Davie announced that the BBC would be formally reviewing its social media guidance, led by an “independent expert”, in order to clarify the rules in particular for its freelancers working outside news and current affairs, of which Lineker is one.

“Impartiality is important to the BBC,” Davie added. “It is also important to the public. The BBC has a commitment to impartiality in its Charter and a commitment to freedom of expression. That is a difficult balancing act to get right where people are subject to different contracts and on air positions, and with different audience and social media profiles. The BBC’s social media guidance is designed to help manage these sometimes difficult challenges and I am aware there is a need to ensure that the guidance is up to this task. It should be clear, proportionate, and appropriate.”

The review’s chairperson will be announced in the coming days and the BBC’s current social guidelines will remain in place in the meantime.

Alan Shearer, left, boycotted this week’s Match of the Day in solidarity with Gary Lineker (Owen Humphreys/PA) (PA Wire)

“I am glad that we have found a way forward,” Lineker said. “I support this review and look forward to getting back on air.”

He added in a series of tweets on Monday: “After a surreal few days, I’m delighted that we have navigated a way through this. I want to thank you all for the incredible support, particularly my colleagues at BBC Sport, for the remarkable show of solidarity. Football is a team game but their backing was overwhelming.

“I have been presenting sport on the BBC for almost 3 decades and am immeasurably proud to work with the best and fairest broadcaster in the world. I cannot wait to get back in the MOTD chair on Saturday.

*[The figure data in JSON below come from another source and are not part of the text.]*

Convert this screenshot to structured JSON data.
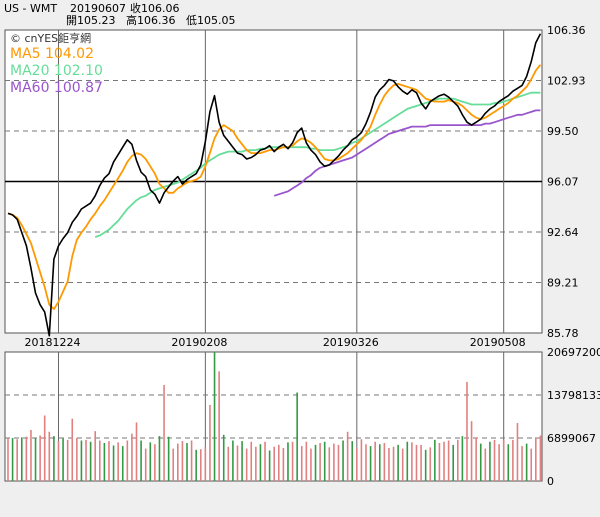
{
  "header": {
    "symbol": "US - WMT",
    "date": "20190607",
    "close": "收106.06",
    "open": "開105.23",
    "high": "高106.36",
    "low": "低105.05"
  },
  "chart_data": [
    {
      "type": "line",
      "name": "price",
      "watermark": "© cnYES鉅亨網",
      "legend": [
        {
          "label": "MA5 104.02",
          "color": "#ff9900"
        },
        {
          "label": "MA20 102.10",
          "color": "#66dd99"
        },
        {
          "label": "MA60 100.87",
          "color": "#9955cc"
        }
      ],
      "ylim": [
        85.78,
        106.36
      ],
      "y_ticks": [
        "106.36",
        "102.93",
        "99.50",
        "96.07",
        "92.64",
        "89.21",
        "85.78"
      ],
      "x_ticks": [
        "20181224",
        "20190208",
        "20190326",
        "20190508"
      ],
      "reference_line": 96.07,
      "grid": "dashed horizontal at tick values, vertical at x ticks",
      "series": [
        {
          "name": "close",
          "color": "#000000",
          "values": [
            93.9,
            93.8,
            93.5,
            92.6,
            91.7,
            90.2,
            88.5,
            87.7,
            87.2,
            85.6,
            90.8,
            91.7,
            92.2,
            92.6,
            93.3,
            93.7,
            94.2,
            94.4,
            94.6,
            95.1,
            95.8,
            96.3,
            96.6,
            97.4,
            97.9,
            98.4,
            98.9,
            98.6,
            97.5,
            96.7,
            96.4,
            95.5,
            95.2,
            94.6,
            95.3,
            95.7,
            96.1,
            96.4,
            95.9,
            96.2,
            96.4,
            96.6,
            97.2,
            98.8,
            100.8,
            101.9,
            100.1,
            99.2,
            98.8,
            98.4,
            98.0,
            97.9,
            97.6,
            97.7,
            97.9,
            98.2,
            98.3,
            98.5,
            98.1,
            98.4,
            98.6,
            98.3,
            98.7,
            99.4,
            99.7,
            98.7,
            98.2,
            97.9,
            97.4,
            97.1,
            97.2,
            97.5,
            97.8,
            98.2,
            98.5,
            98.9,
            99.1,
            99.4,
            100.0,
            100.8,
            101.8,
            102.3,
            102.6,
            103.0,
            102.9,
            102.5,
            102.2,
            102.0,
            102.3,
            102.1,
            101.4,
            101.0,
            101.5,
            101.7,
            101.9,
            102.0,
            101.8,
            101.5,
            101.2,
            100.6,
            100.1,
            99.9,
            100.1,
            100.3,
            100.7,
            101.0,
            101.2,
            101.5,
            101.7,
            101.9,
            102.2,
            102.4,
            102.6,
            103.2,
            104.2,
            105.5,
            106.1
          ]
        },
        {
          "name": "MA5",
          "color": "#ff9900",
          "values": [
            93.9,
            93.8,
            93.6,
            93.1,
            92.5,
            91.9,
            90.9,
            89.9,
            88.9,
            87.7,
            87.4,
            87.9,
            88.6,
            89.3,
            91.0,
            92.1,
            92.6,
            93.0,
            93.5,
            93.9,
            94.4,
            94.8,
            95.3,
            95.8,
            96.3,
            96.8,
            97.4,
            97.8,
            98.0,
            97.9,
            97.6,
            97.1,
            96.6,
            95.9,
            95.6,
            95.3,
            95.3,
            95.6,
            95.8,
            96.0,
            96.1,
            96.2,
            96.4,
            97.1,
            98.0,
            99.0,
            99.6,
            99.9,
            99.7,
            99.5,
            99.0,
            98.6,
            98.2,
            98.0,
            98.0,
            98.0,
            98.1,
            98.2,
            98.2,
            98.3,
            98.4,
            98.4,
            98.5,
            98.8,
            99.0,
            98.9,
            98.7,
            98.4,
            98.0,
            97.6,
            97.5,
            97.5,
            97.6,
            97.8,
            98.0,
            98.3,
            98.6,
            98.9,
            99.3,
            99.8,
            100.6,
            101.3,
            101.9,
            102.3,
            102.6,
            102.7,
            102.6,
            102.5,
            102.4,
            102.3,
            102.0,
            101.7,
            101.6,
            101.5,
            101.5,
            101.5,
            101.6,
            101.5,
            101.4,
            101.2,
            100.9,
            100.6,
            100.4,
            100.3,
            100.4,
            100.6,
            100.8,
            101.0,
            101.2,
            101.4,
            101.7,
            101.9,
            102.2,
            102.5,
            103.0,
            103.6,
            104.0
          ]
        },
        {
          "name": "MA20",
          "color": "#66dd99",
          "values": [
            null,
            null,
            null,
            null,
            null,
            null,
            null,
            null,
            null,
            null,
            null,
            null,
            null,
            null,
            null,
            null,
            null,
            null,
            null,
            92.3,
            92.4,
            92.6,
            92.8,
            93.1,
            93.4,
            93.8,
            94.2,
            94.5,
            94.8,
            95.0,
            95.1,
            95.3,
            95.5,
            95.6,
            95.7,
            95.8,
            95.9,
            96.0,
            96.2,
            96.4,
            96.6,
            96.8,
            97.0,
            97.3,
            97.5,
            97.7,
            97.9,
            98.0,
            98.1,
            98.1,
            98.1,
            98.1,
            98.2,
            98.2,
            98.2,
            98.3,
            98.3,
            98.4,
            98.4,
            98.4,
            98.4,
            98.4,
            98.4,
            98.4,
            98.4,
            98.4,
            98.3,
            98.3,
            98.2,
            98.2,
            98.2,
            98.2,
            98.3,
            98.4,
            98.5,
            98.7,
            98.8,
            99.0,
            99.2,
            99.4,
            99.6,
            99.8,
            100.0,
            100.2,
            100.4,
            100.6,
            100.8,
            101.0,
            101.1,
            101.2,
            101.3,
            101.4,
            101.5,
            101.6,
            101.7,
            101.7,
            101.7,
            101.7,
            101.6,
            101.5,
            101.4,
            101.3,
            101.3,
            101.3,
            101.3,
            101.3,
            101.4,
            101.4,
            101.5,
            101.6,
            101.7,
            101.8,
            101.9,
            102.0,
            102.1,
            102.1,
            102.1
          ]
        },
        {
          "name": "MA60",
          "color": "#9955cc",
          "values": [
            null,
            null,
            null,
            null,
            null,
            null,
            null,
            null,
            null,
            null,
            null,
            null,
            null,
            null,
            null,
            null,
            null,
            null,
            null,
            null,
            null,
            null,
            null,
            null,
            null,
            null,
            null,
            null,
            null,
            null,
            null,
            null,
            null,
            null,
            null,
            null,
            null,
            null,
            null,
            null,
            null,
            null,
            null,
            null,
            null,
            null,
            null,
            null,
            null,
            null,
            null,
            null,
            null,
            null,
            null,
            null,
            null,
            null,
            95.1,
            95.2,
            95.3,
            95.4,
            95.6,
            95.8,
            96.0,
            96.3,
            96.5,
            96.8,
            97.0,
            97.1,
            97.2,
            97.3,
            97.4,
            97.5,
            97.6,
            97.7,
            97.9,
            98.1,
            98.3,
            98.5,
            98.7,
            98.9,
            99.1,
            99.3,
            99.4,
            99.5,
            99.6,
            99.7,
            99.8,
            99.8,
            99.8,
            99.8,
            99.9,
            99.9,
            99.9,
            99.9,
            99.9,
            99.9,
            99.9,
            99.9,
            99.9,
            99.9,
            99.9,
            99.9,
            100.0,
            100.0,
            100.1,
            100.2,
            100.3,
            100.4,
            100.5,
            100.6,
            100.6,
            100.7,
            100.8,
            100.9,
            100.9
          ]
        }
      ]
    },
    {
      "type": "bar",
      "name": "volume",
      "ylim": [
        0,
        20697200
      ],
      "y_ticks": [
        "20697200",
        "13798133",
        "6899067",
        "0"
      ],
      "colors": {
        "up": "#e08080",
        "down": "#339944"
      },
      "values": [
        6800000,
        6900000,
        6700000,
        7000000,
        7100000,
        8200000,
        6900000,
        7300000,
        10500000,
        7900000,
        7200000,
        6400000,
        6800000,
        6600000,
        10000000,
        6900000,
        6500000,
        6600000,
        6300000,
        8000000,
        6500000,
        6100000,
        6400000,
        5700000,
        6200000,
        5600000,
        6500000,
        7600000,
        9400000,
        6500000,
        5200000,
        6200000,
        5900000,
        7200000,
        15400000,
        7100000,
        5200000,
        6000000,
        6400000,
        6100000,
        6500000,
        5000000,
        5100000,
        5400000,
        12200000,
        20700000,
        17600000,
        7400000,
        5500000,
        6500000,
        5700000,
        6400000,
        5200000,
        6300000,
        5500000,
        5900000,
        6300000,
        4900000,
        5500000,
        5800000,
        5300000,
        6200000,
        6300000,
        14200000,
        5600000,
        6300000,
        5200000,
        5800000,
        6100000,
        6300000,
        5400000,
        6000000,
        5800000,
        6500000,
        7900000,
        6400000,
        5300000,
        6700000,
        5900000,
        5600000,
        6300000,
        5900000,
        6100000,
        5300000,
        5500000,
        5800000,
        5200000,
        6300000,
        6200000,
        5800000,
        5800000,
        5000000,
        5400000,
        6600000,
        6100000,
        6300000,
        6500000,
        5800000,
        6600000,
        7200000,
        15900000,
        9600000,
        7000000,
        6000000,
        5200000,
        6300000,
        6600000,
        5900000,
        6600000,
        5900000,
        6600000,
        9300000,
        5600000,
        6000000,
        5200000,
        7000000,
        7300000
      ],
      "up": [
        true,
        false,
        true,
        false,
        true,
        true,
        false,
        true,
        true,
        true,
        false,
        true,
        false,
        true,
        true,
        true,
        false,
        true,
        false,
        true,
        true,
        false,
        true,
        false,
        true,
        false,
        true,
        true,
        true,
        false,
        true,
        false,
        true,
        false,
        true,
        false,
        true,
        true,
        true,
        false,
        true,
        false,
        true,
        true,
        true,
        false,
        true,
        false,
        true,
        false,
        true,
        false,
        true,
        true,
        true,
        false,
        true,
        false,
        true,
        true,
        true,
        false,
        true,
        false,
        true,
        true,
        true,
        false,
        true,
        false,
        true,
        true,
        true,
        false,
        true,
        false,
        true,
        true,
        true,
        false,
        true,
        false,
        true,
        true,
        true,
        false,
        true,
        false,
        true,
        true,
        true,
        false,
        true,
        false,
        true,
        true,
        true,
        false,
        true,
        false,
        true,
        true,
        true,
        false,
        true,
        false,
        true,
        true,
        true,
        false,
        true,
        true,
        true,
        false,
        true,
        true,
        true
      ]
    }
  ]
}
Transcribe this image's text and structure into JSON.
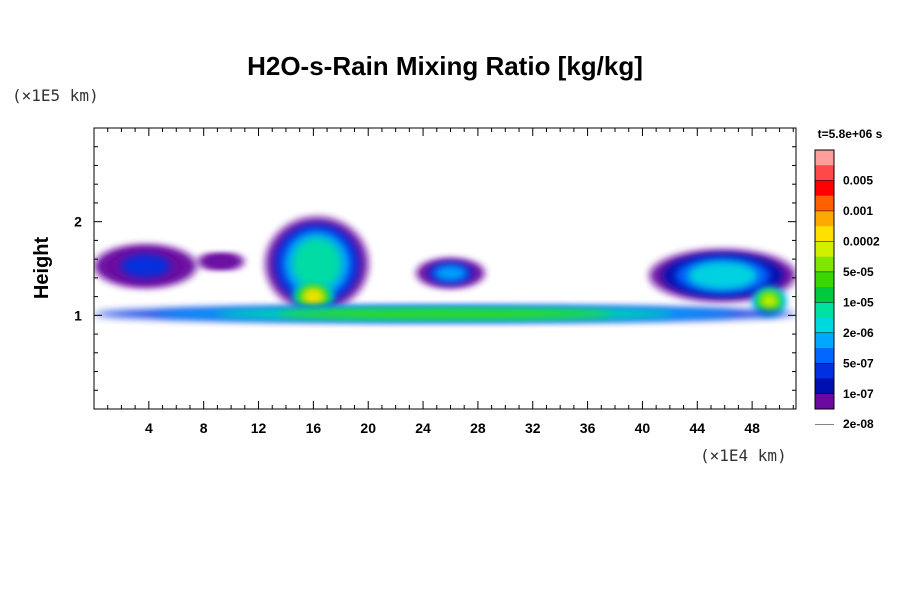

“A final thought: however difficult the last few days have been, it simply doesn’t compare to having to flee your home from persecution or war to seek refuge in a land far away. It’s heartwarming to have seen the empathy towards their plight from so many of you.

“We remain a country of predominantly tolerant, welcoming and generous people. Thank you.”

The tweet by Lineker at the centre of the BBC storm criticised the government’s “stop the boats” message and accused the Conservatives of an “immeasurably cruel policy directed at the most vulnerable people in language that is not dissimilar to that used by Germany in the 30s”.